Beginning of Viking Era

Historically, the Viking era of Europe is believed to have begun in the 790s. It was around this time Vikings began to make use of their seafaring skills to launch raids into northern European territories, most notably England and France.

Initial Viking raids targeted monasteries and villages and were meant to plunder valuables as well as secure slaves. The causes for these Viking raids is disputed.

Some historians believed the following the forced conversion of pagans to Christianity in different parts of Europe prompted them while others state that the lack of adequate resources back at their homes in Scandinavia forced the Vikings to take to raiding.


Viking Expansion into British Isles

Viking raids in British Isles began in 790s. Until the late 9th century, these remained occasional raids but in 865, multiple Viking raiding bands joined together to form a sizable army.

This army then proceeded to subdue the Anglo-Saxon York and exert significant influence over other Anglo-Saxon kingdoms in England at the time.

By the end of the 9th century, Vikings were permanently established in England and even gained control of most of England by mid-9th century.

Like England, Ireland was also among the regions in British Isles most effected by Viking raids. Viking raids in Ireland began in 795 and by the mid-9th century, Vikings were establishing the earliest towns in Ireland, including modern-day Dublin.

Expansion into Mainland Europe

Normandy, in modern-day northern France, was a key point of Viking raids during the 9th century. Using their base in Normandy, Vikings were able to launch raids deep into Frankish territories.

Unable to subdue them, the Frankish king agreed to hand over the duchy of Normandy to the Vikings in return for their vassalage to the Franks.
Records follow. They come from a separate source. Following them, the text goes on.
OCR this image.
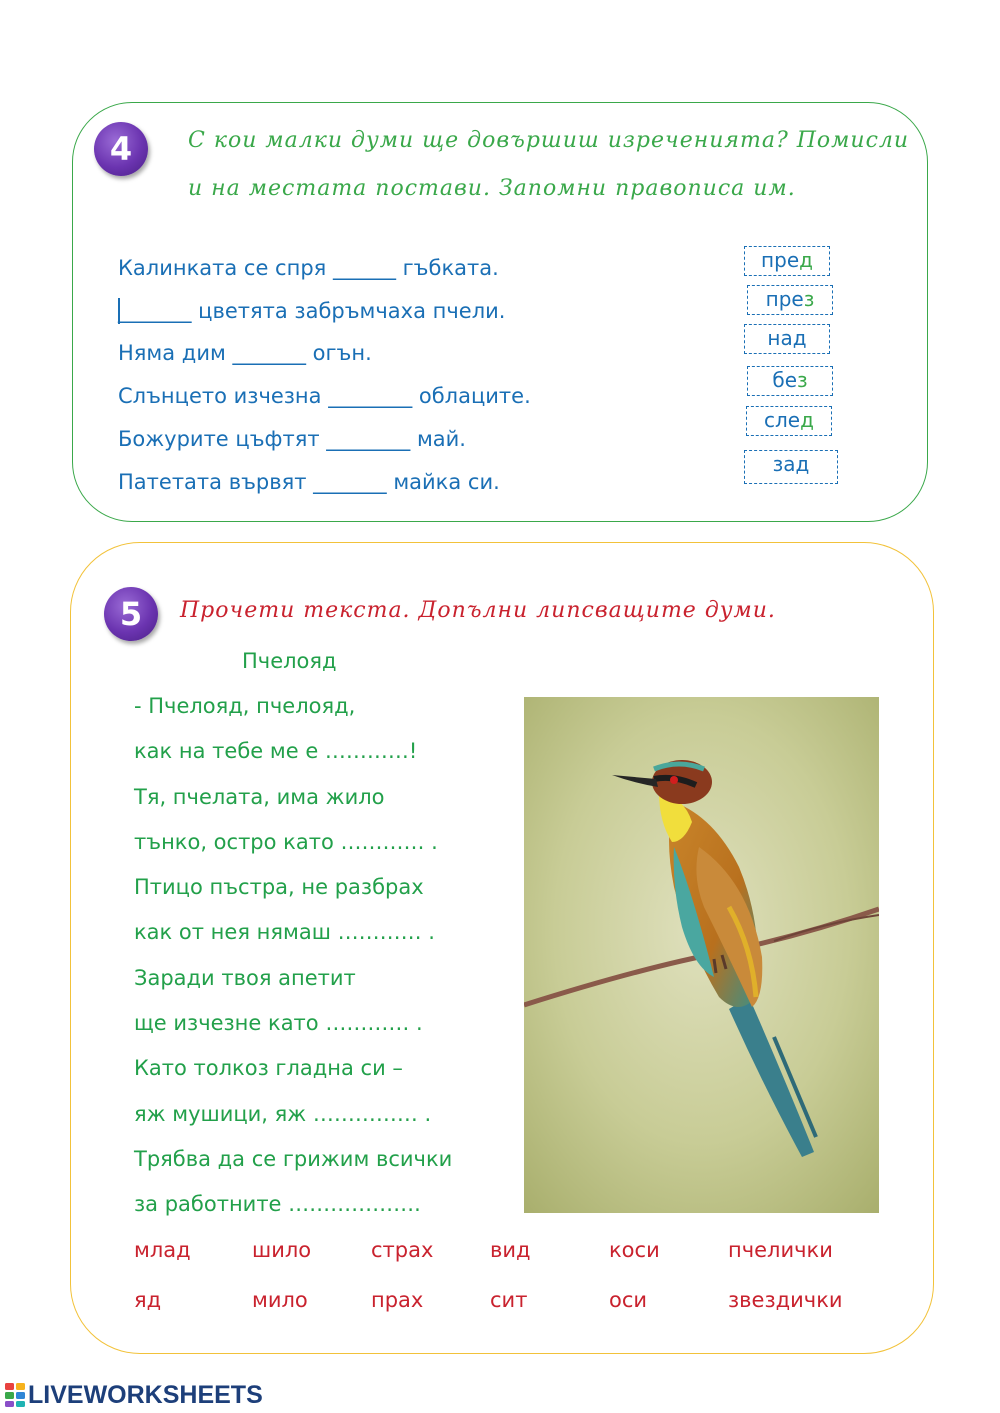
4	С кои малки думи ще довършиш изреченията? Помисли
и на местата постави. Запомни правописа им.
Калинката се спря ______ гъбката.
_______ цветята забръмчаха пчели.
Няма дим _______ огън.
Слънцето изчезна ________ облаците.
Божурите цъфтят ________ май.
Патетата вървят _______ майка си.
пред
през
над
без
след
зад
5	Прочети текста. Допълни липсващите думи.
Пчелояд
- Пчелояд, пчелояд,
как на тебе ме е …………!
Тя, пчелата, има жило
тънко, остро като ………… .
Птицо пъстра, не разбрах
как от нея нямаш ………… .
Заради твоя апетит
ще изчезне като ………… .
Като толкоз гладна си –
яж мушици, яж …………… .
Трябва да се грижим всички
за работните ……………….
млад	шило	страх	вид	коси	пчелички
яд	мило	прах	сит	оси	звездички
LIVEWORKSHEETS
The Vikings in Normandy ultimately became the ancestors of the Normans who would eventually conquer England, establish Sicily as an independent kingdom, take over most of Italy and ultimately attempt an invasion of the Byzantine Empire as well.

The Conclusion of Viking Age

By the 11th century, Vikings had become a permanent part of the European landscape. Back in Scandinavia, many independent kingdoms had emerged and Christianity had become a dominant force.

All this radically altered the Viking society so that raiding no longer remained a primary activity. Being able to travel to different parts of Europe now and trade freely also contributed to ending the Viking age of raiding and expansion.

However, European descendants of Vikings such as the Norman’s would continue to be a force to reckon with for yet another few centuries and would expand to many other parts of Europe as well.